Der SVLFG-Vorstand hatte Mitte Oktober entschieden, für die Zeit von September bis zu einer Gesetzesänderung Altersrenten vorläufig zu gewähren. Damit hatte der Vorstand Forderungen aus den Reihen der Betroffenen und der Verbände Rechnung getragen, den nach der Bundesverfassungsgerichtsentscheidung im August ergangenen Bewilligungsstopp aufzuheben. Die vorläufigen Rentenzahlungen erfolgten individuell in der aktuell gesetzlich vorgesehenen Höhe, jedoch bei Regelaltersrenten ohne den Zuschlag für eine spätere Inanspruchnahme der Rente. Bestehende Ansprüche sind jedoch nicht verloren gegangen. Sie werden nun mit der endgültigen Entscheidung festgesetzt.

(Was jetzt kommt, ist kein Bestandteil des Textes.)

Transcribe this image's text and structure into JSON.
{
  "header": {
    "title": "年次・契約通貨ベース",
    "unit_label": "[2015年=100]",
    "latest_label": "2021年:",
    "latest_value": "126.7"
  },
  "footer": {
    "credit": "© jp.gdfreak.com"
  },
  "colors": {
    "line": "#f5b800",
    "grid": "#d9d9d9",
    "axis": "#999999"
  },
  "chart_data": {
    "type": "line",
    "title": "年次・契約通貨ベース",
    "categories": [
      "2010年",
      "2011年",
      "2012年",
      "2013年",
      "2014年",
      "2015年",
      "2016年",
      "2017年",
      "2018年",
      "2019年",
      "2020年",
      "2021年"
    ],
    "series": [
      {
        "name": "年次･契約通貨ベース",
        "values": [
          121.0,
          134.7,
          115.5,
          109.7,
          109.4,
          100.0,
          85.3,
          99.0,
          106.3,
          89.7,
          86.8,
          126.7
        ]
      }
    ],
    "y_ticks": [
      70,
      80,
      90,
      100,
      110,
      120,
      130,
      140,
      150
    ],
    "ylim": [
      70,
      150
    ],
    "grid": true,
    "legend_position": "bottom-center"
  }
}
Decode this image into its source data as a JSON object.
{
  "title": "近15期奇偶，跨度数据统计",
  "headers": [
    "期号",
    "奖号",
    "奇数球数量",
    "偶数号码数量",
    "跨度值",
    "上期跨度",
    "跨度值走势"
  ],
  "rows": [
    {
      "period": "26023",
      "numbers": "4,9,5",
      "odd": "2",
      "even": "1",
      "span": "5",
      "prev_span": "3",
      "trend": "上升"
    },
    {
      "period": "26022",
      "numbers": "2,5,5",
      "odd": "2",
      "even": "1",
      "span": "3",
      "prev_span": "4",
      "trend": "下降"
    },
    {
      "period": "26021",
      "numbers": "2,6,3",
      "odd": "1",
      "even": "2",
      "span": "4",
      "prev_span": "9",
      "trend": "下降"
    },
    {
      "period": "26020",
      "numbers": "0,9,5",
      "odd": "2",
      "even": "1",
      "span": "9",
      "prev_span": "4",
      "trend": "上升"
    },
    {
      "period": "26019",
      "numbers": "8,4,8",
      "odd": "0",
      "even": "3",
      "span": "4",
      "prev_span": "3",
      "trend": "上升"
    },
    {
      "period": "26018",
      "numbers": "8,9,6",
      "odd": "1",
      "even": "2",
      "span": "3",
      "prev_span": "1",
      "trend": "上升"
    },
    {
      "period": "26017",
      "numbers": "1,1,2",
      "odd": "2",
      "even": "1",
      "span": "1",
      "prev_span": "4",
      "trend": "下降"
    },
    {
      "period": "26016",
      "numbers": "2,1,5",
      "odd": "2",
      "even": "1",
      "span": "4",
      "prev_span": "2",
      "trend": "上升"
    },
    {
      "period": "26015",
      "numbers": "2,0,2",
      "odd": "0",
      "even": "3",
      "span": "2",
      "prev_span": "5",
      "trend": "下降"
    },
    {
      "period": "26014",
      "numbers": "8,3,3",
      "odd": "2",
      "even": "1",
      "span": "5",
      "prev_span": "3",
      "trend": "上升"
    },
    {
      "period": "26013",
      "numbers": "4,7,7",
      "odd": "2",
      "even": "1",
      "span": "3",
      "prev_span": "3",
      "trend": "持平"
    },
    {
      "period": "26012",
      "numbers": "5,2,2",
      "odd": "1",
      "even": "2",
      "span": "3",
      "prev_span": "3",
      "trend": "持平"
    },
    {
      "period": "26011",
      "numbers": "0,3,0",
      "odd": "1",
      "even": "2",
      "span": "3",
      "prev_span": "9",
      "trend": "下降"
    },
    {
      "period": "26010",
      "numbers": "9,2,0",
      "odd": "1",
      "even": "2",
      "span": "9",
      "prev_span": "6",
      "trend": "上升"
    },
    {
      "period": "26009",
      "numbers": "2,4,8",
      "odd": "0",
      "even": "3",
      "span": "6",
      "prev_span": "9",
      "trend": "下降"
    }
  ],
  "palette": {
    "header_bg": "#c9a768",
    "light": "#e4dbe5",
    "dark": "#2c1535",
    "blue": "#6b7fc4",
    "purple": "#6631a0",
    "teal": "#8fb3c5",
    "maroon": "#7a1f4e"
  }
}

Mit der Neuregelung ab 1. Januar 2019 wird der Rentenzuschlag wegen späterer Inanspruchnahme der Regelaltersrente abgeschafft. Wie die SVLFG am 3. Dezember zudem klarstellte, haben Bezieher einer vorzeitigen Altersrente Bestandsschutz. Damit gilt die mit der Abschaffung der Hofabgabever-pflichtung beschlossene Anrechnung von Hinzuverdiensten auf vorzeitige Altersrenten nicht für diejenigen, deren Anspruch bereits am 31. Dezember 2018 Bestand hat.
Ältere Landwirte, die ihren Hof weiterbewirtschaften, weist die Sozialversicherung auf Konsequenzen für deren Krankenversicherung hin. Für sie gelte nicht die Krankenversicherung der Rentner (KvdR). Stattdessen müssten sie weiter ihren Beitrag als landwirtschaftliche Unternehmer zahlen. Zudem seien Beiträge aus außerlandwirtschaftlichen selbstständigen Erwerbstätigkeiten sowie weiteren Renten und Versorgungsbezügen zu zahlen. Laut SVLFG können diese Beiträge insgesamt höher ausfallen als die zu erwartende Rente aus der Alterssicherung der Landwirte. Betroffenen wird daher eine Beratung durch die Alterskasse empfohlen.